Gala est repartie aujourd’hui. Je dois la rejoindre dans trois jours en Suisse. Nous prendrons ensuite la voiture pour aller à Munich. A la fin du mois, nous irons chercher les enfants à Genève et partirons pour Edimbourgh. Puis retour en Espagne.
S’il n’y avait pas les enfants, je ferais autrement: je resterai dan mon bocal tout l’été, travaillant à mon bureau le matin, dînant d’un menu au restaurant du coin, faisant la sieste puis du sport selon un horaire inaltérable. Puis à l’automne, quant tout le monde reprend le travail, je partirais vers l’Est atteignant Bangkok à Noël. L’été n’est pas une période propice aux voyages. Et en Europe moins qu’ailleurs où les rythmes obligatoires ouvrent la porte des sites de divertissement à la foule. Pendant les grandes vacances, mieux vaut rester à l’abri.
Gala aime l’Englisher Garten. Parc magnifique que j’aime aussi, et je me vois déjà assis, un litre de bière sur la table, face au lac; mais c’est l’ambiance transformée de la capitale bavaroise que je redoute.

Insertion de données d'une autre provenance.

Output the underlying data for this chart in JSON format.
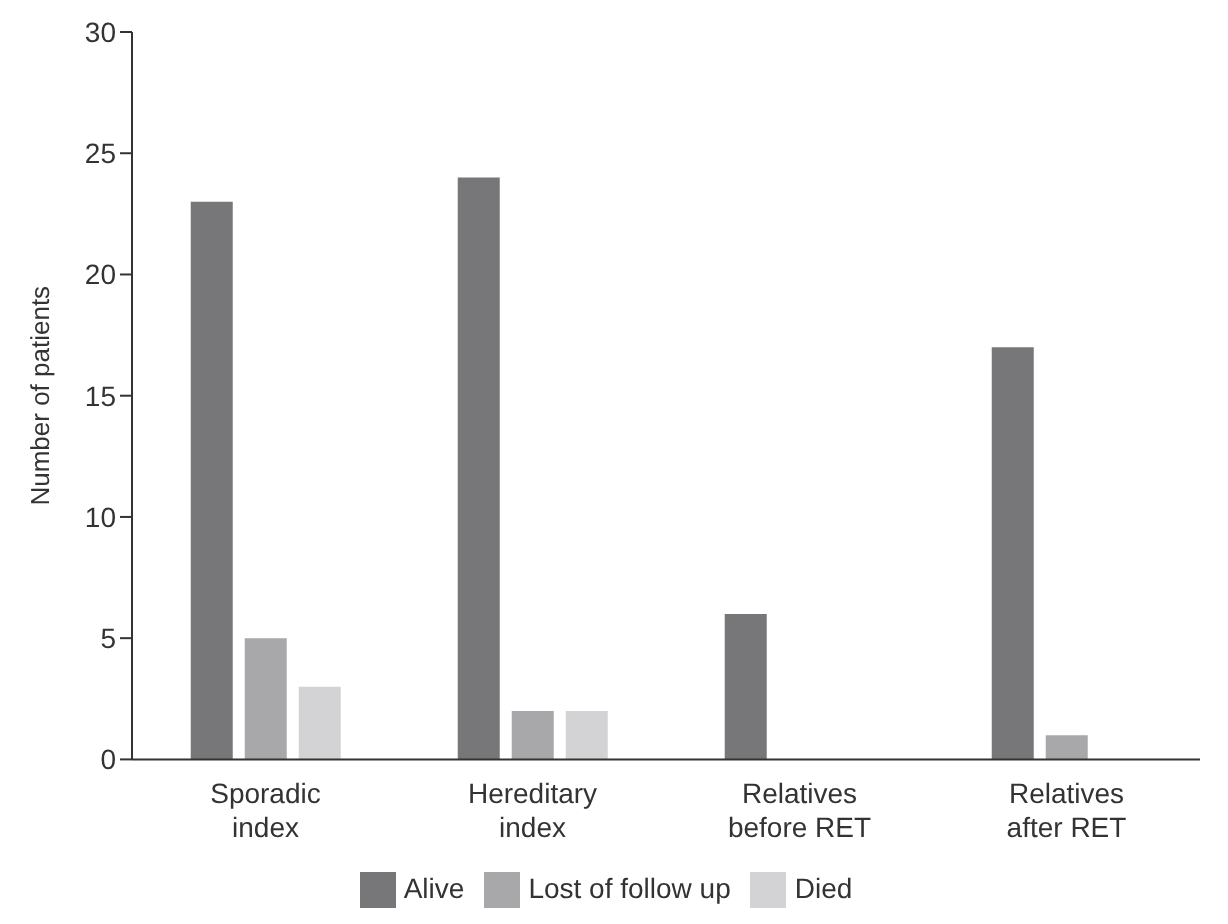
{
  "chart_data": {
    "type": "bar",
    "ylabel": "Number of patients",
    "categories": [
      "Sporadic index",
      "Hereditary index",
      "Relatives before RET",
      "Relatives after RET"
    ],
    "series": [
      {
        "name": "Alive",
        "color": "#77777a",
        "values": [
          23,
          24,
          6,
          17
        ]
      },
      {
        "name": "Lost of follow up",
        "color": "#a8a8aa",
        "values": [
          5,
          2,
          0,
          1
        ]
      },
      {
        "name": "Died",
        "color": "#d3d3d5",
        "values": [
          3,
          2,
          0,
          0
        ]
      }
    ],
    "ylim": [
      0,
      30
    ],
    "yticks": [
      0,
      5,
      10,
      15,
      20,
      25,
      30
    ],
    "grid": false,
    "legend": "bottom"
  }
}
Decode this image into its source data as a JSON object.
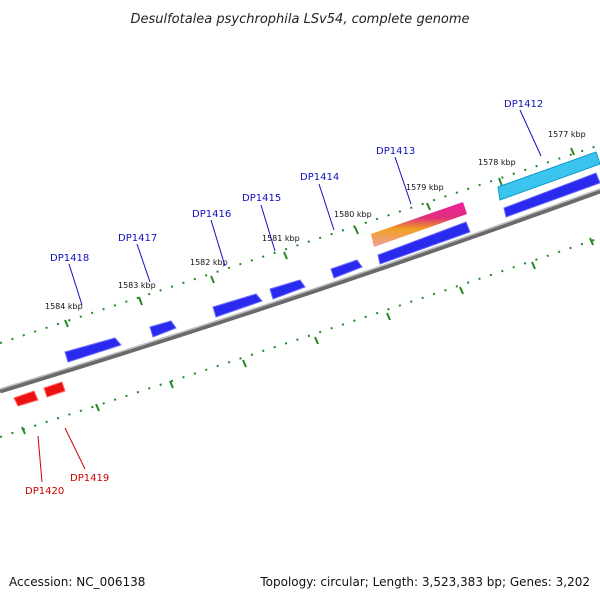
{
  "title": "Desulfotalea psychrophila LSv54, complete genome",
  "footer": {
    "accession": "Accession: NC_006138",
    "summary": "Topology: circular; Length: 3,523,383 bp; Genes: 3,202"
  },
  "scale_labels": [
    "1577 kbp",
    "1578 kbp",
    "1579 kbp",
    "1580 kbp",
    "1581 kbp",
    "1582 kbp",
    "1583 kbp",
    "1584 kbp"
  ],
  "genes_forward": [
    "DP1412",
    "DP1413",
    "DP1414",
    "DP1415",
    "DP1416",
    "DP1417",
    "DP1418"
  ],
  "genes_reverse": [
    "DP1419",
    "DP1420"
  ],
  "colors": {
    "forward_gene": "#1a1aee",
    "reverse_gene": "#ee1111",
    "highlight_gene": "#33c0ee",
    "gradient_gene": "#ee2288",
    "backbone": "#808080",
    "ticks": "#228822"
  }
}
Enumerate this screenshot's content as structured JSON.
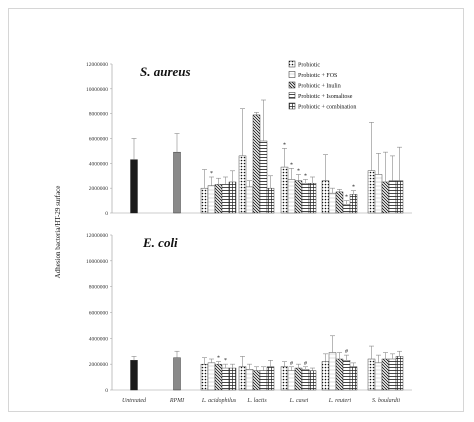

Voilà quatorze mois que se déversent quotidiennement des misérables importés de l’Est et du Sud : milliers d’adolescents maliens, lybiens, maghrébins, pakistanais et irakiens, auxquels les associations ajoutent quelques femmes couvertes portant des bébés pour alimenter les premières pages de la presse de propagande. Cette exposition universelle des tares de ce monde que nos dirigeants vampiriques organisent au pied des quartiers ressemble chaque jour plus à une punition: “bande d’imbéciles bourgeois, nous assènent-ils, ne comprenez-vous pas qu’il faut consommer plus sans quoi nous, les élites dévergondées, ne pourront plus nous vivre de votre travail!“
Et autres insultes au peuple.
Bref, dans cette ville faite pour la joie de vivre, voilà quatorze mois que les hostilités ont été déclenchées contre les Allemands. Insultés par la présence de ces hordes d’analphabètes qui ne savent pas dans quel pays elles se trouvent (il a suffit que les missionnaires leurs expliquent que les billets de banque poussaient sur les arbres), les Munichois sont priés de faire acte de contrition. Gala veut me faire croire que ces “gens-là” comme elle appelle pudiquement les envahisseurs sont cantonnés aux abords des gares. J’aimerais qu’on me dise comment on peut cantonner un million de personnes aux abords des gares. La réaction courante de ceux qui n’osent pas avouer franchement que cette invasion est insupportable, réaction d’ailleurs honteuse, est de dire que l’on peut éviter les quartiers où s’installent ces “gens-là”. En d’autres termes, le voyageur secondant ici l’habitant dans son déni de la réalité, est censé surimposer à la carte de Munich une carte des quartiers fréquentables.
N’est-ce pas exactement ce que vivent les Américains depuis qu’ils ont aboli l’esclavage et institué le racisme ordinaire? Mais réjouissons-nous: il y a pire.
Il y a les petits pays. La Hollande, le Danemark, la Suisse. Alors, faute de place, il n’est pas question d’établir des zones. D’où le maître-mot de tous les discours: la tolérance.
Contre ce système de stabulations qui se met en place à travers l’Europe, il faut préférer le voyage dans le désordre, sans circuit de visite, sans zones sécurisées ni ghettos, sans parcs dédiés ni règlements de bonne conduite. Un voyage où l’autre, ce n’est pas le résident qu’on expulse de sa vie, mais le voyageur qui traverse l’inconnu. Avant de disparaître pour une longue période (qui correspondra à l’expansion, à l’effondrement, puis au reflux du capitalisme), ce type de voyage devrait être possible quelques années encore pour qui aime l’effort et considère que les déceptions comme les surprises font partie de la traversée des territoires.